I was scooped up off the tarmac and taken to the local hospital. After talking to the paramedics, the ER nurse came over and wanted my insurance info; I had none. "Oh, so your parents will be paying?" she asked.
"Oh, no," I said. They put me into surgery to patch up my shattered knee and then shoved me off to recovery, where I woke up in some pretty awful pain, but the nurse would not give me 'the pain med button.'
"Here are some anti-inflammatories and ice. These should do," she says. I ended up screaming after a few hours, and another nurse finally gave me 'the button.' I then got a few hours of sleep.
Late morning the next day, I was told I was leaving the hospital and needed to find a ride home. The physical therapist said to me, "O.K., let's get you up and ambulatory so you can leave." I put my body weight on my freshly smashed knee and used the bathroom. I grabbed the toilet seat with my smashed leg straight out in front of me as I tried to take my squat. That was the most excruciating pain I have ever felt in my life.
They rushed me out the door and spared me pain medication immediately after surgery and proper physical therapy, all because I did not have health insurance at the time. This would also come to bite me in the butt during my court case as well because a jury determines how much to give the injured party through a semi-standard amount, which tends to be about three times the medical bills.

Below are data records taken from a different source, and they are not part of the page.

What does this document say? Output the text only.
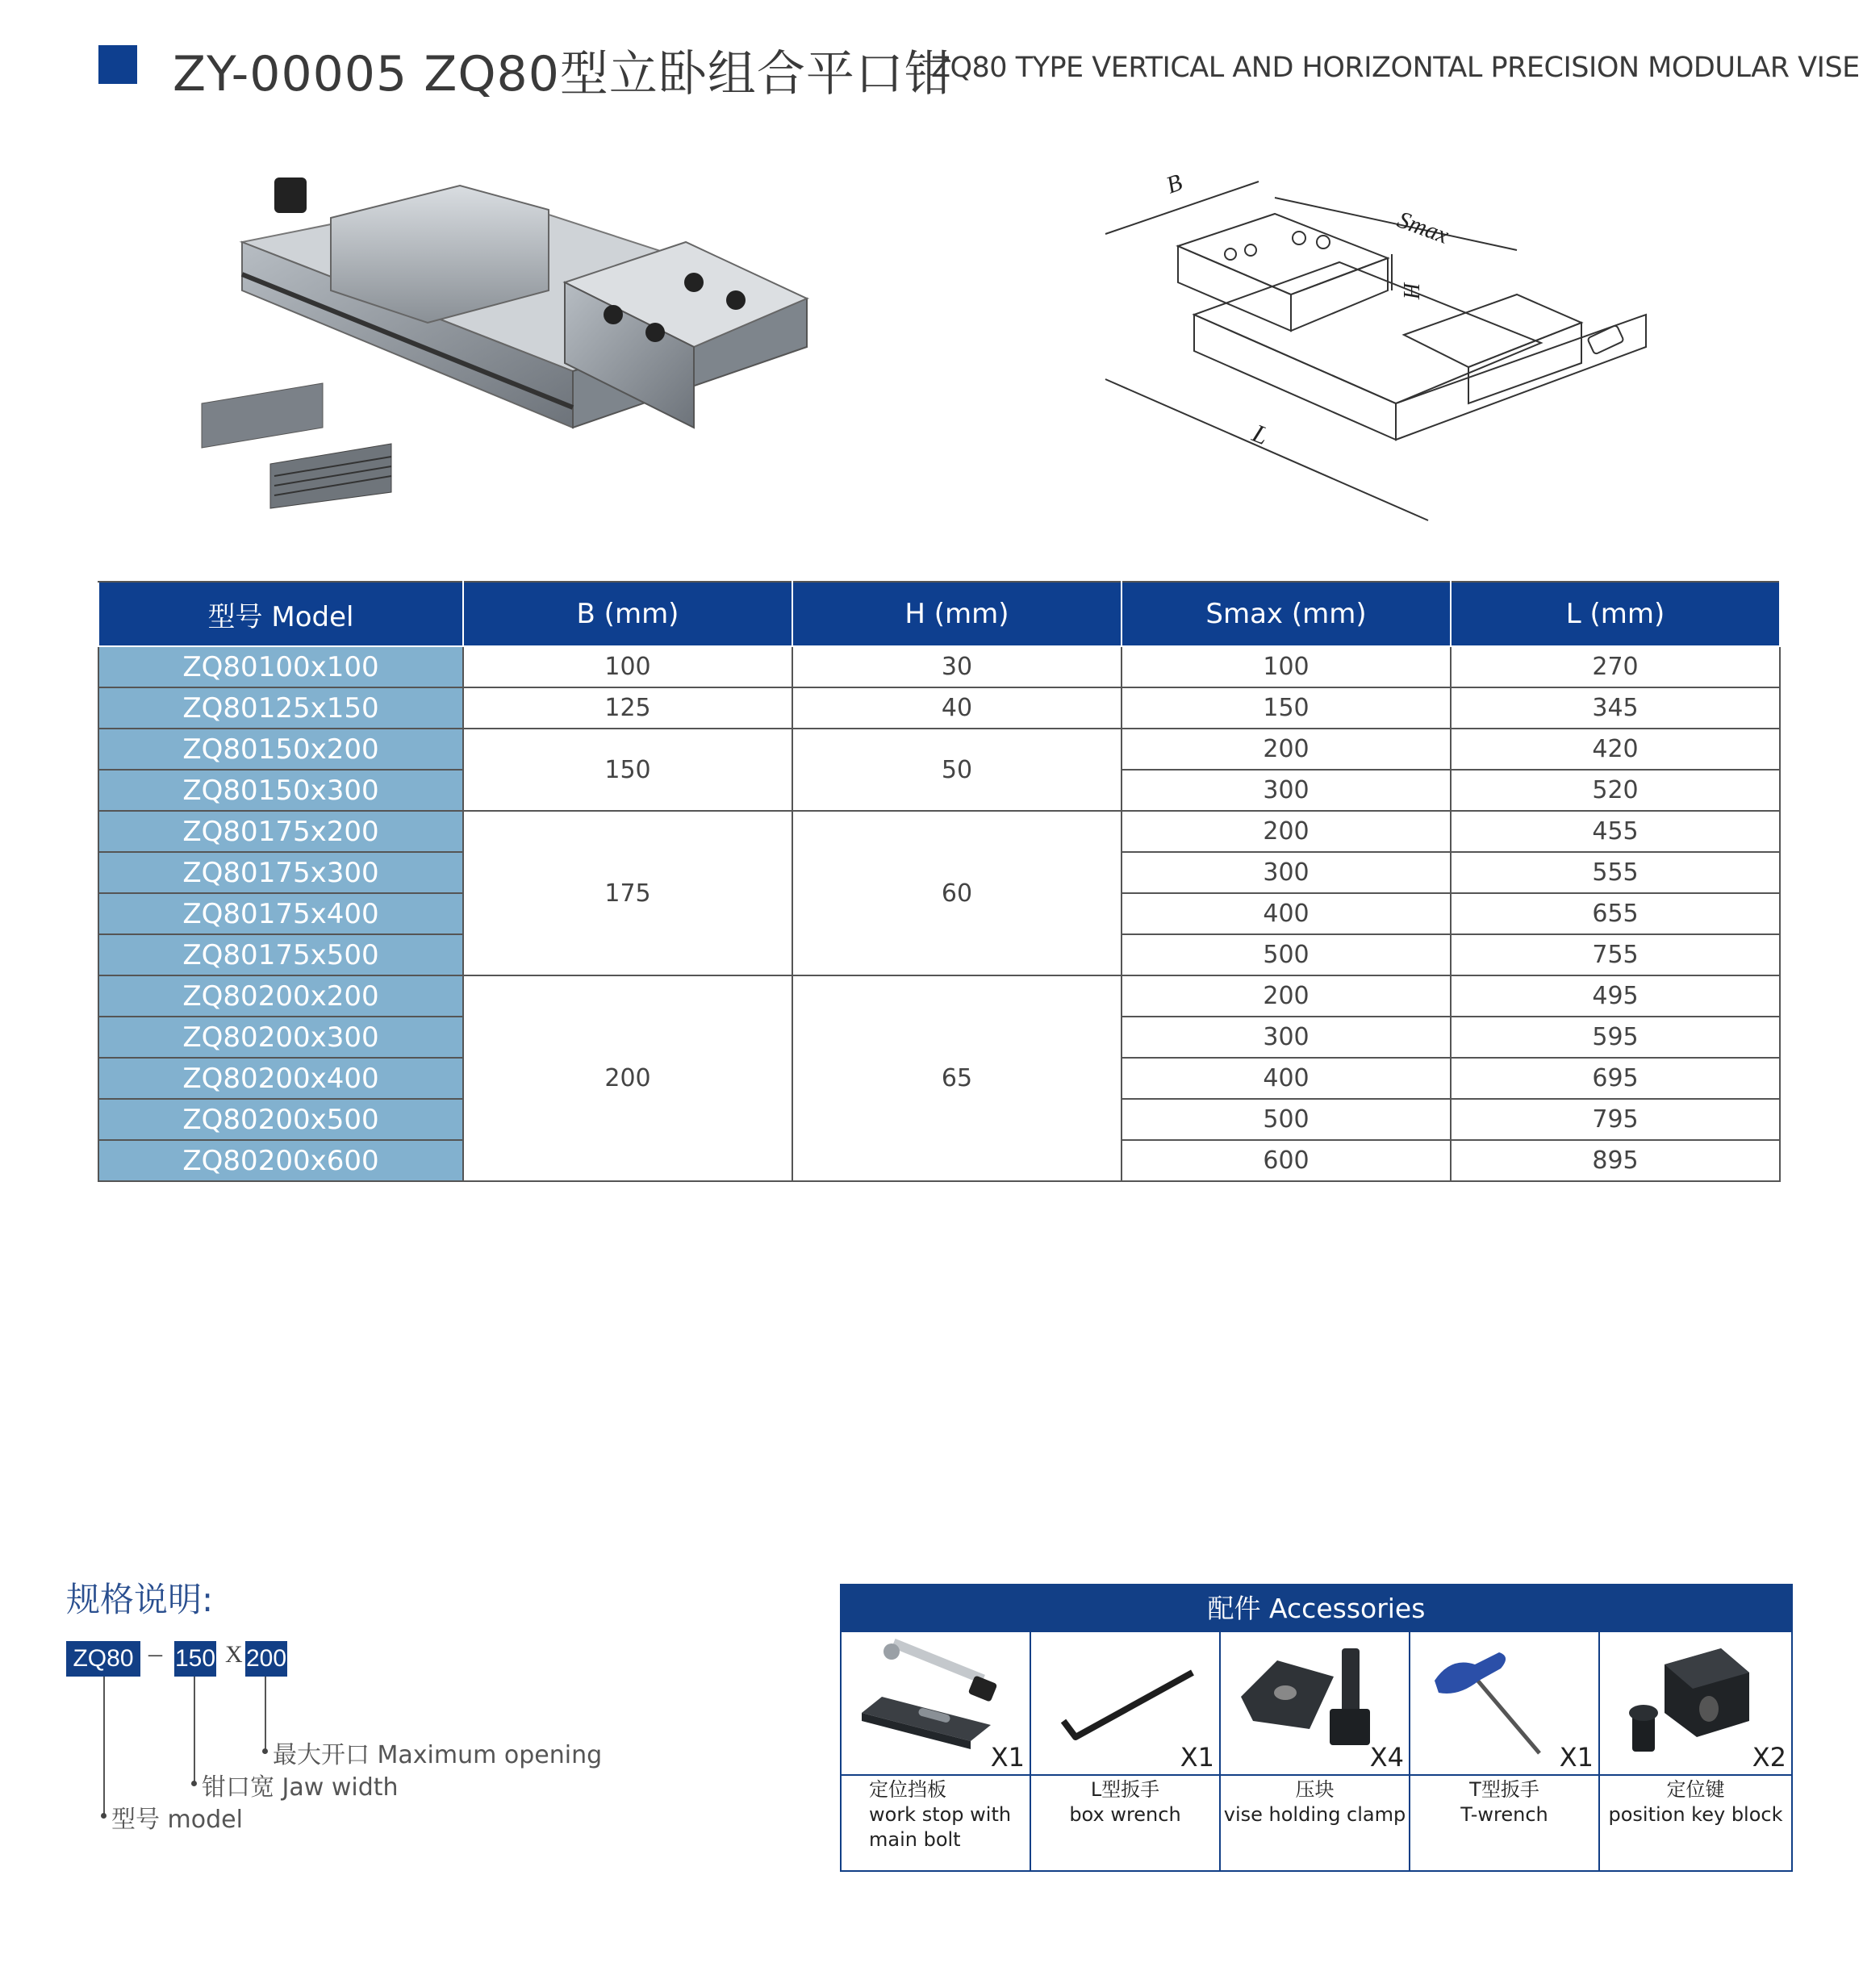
ZY-00005 ZQ80型立卧组合平口钳
ZQ80 TYPE VERTICAL AND HORIZONTAL PRECISION MODULAR VISE
B
Smax
H
L
型号 Model	B (mm)	H (mm)	Smax (mm)	L (mm)
ZQ80100x100	100	30	100	270
ZQ80125x150	125	40	150	345
ZQ80150x200	150	50	200	420
ZQ80150x300			300	520
ZQ80175x200	175	60	200	455
ZQ80175x300			300	555
ZQ80175x400			400	655
ZQ80175x500			500	755
ZQ80200x200	200	65	200	495
ZQ80200x300			300	595
ZQ80200x400			400	695
ZQ80200x500			500	795
ZQ80200x600			600	895
规格说明:
ZQ80 – 150 X 200
最大开口 Maximum opening
钳口宽 Jaw width
型号 model
配件 Accessories
X1
定位挡板
work stop with
main bolt
X1
L型扳手
box wrench
X4
压块
vise holding clamp
X1
T型扳手
T-wrench
X2
定位键
position key block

I really should have been in the hospital for at least a few more days and gotten proper physical therapy. With no health insurance, I got none of that. To top it all off, the Defense argued that it should be based on the negotiated cost of the medical bills that insurance WOULD have paid (if I had health insurance), not the actual cost. This is why health insurance is not a luxury but a necessity.
The lady who hit me fought me every inch of the way through the court system and dodged her deposition nine times. Oh yeah, she had a 20 million dollar trust fund and more lawyers on retainer than I have bikes. I still have health issues to this day—my back, knee, and hand. I am lucky to have gotten a whole night of sleep two nights in a row; to this day, I still can't afford health insurance as an entrepreneur. Almost ten years after the collision, I endured body pain management and deep tissue massage therapy; if I don't keep up with it, it profoundly affects me. It's a constant reminder of the injustice I faced.
It never leaves you getting hit like that, and I got off pretty easy; I should be dead.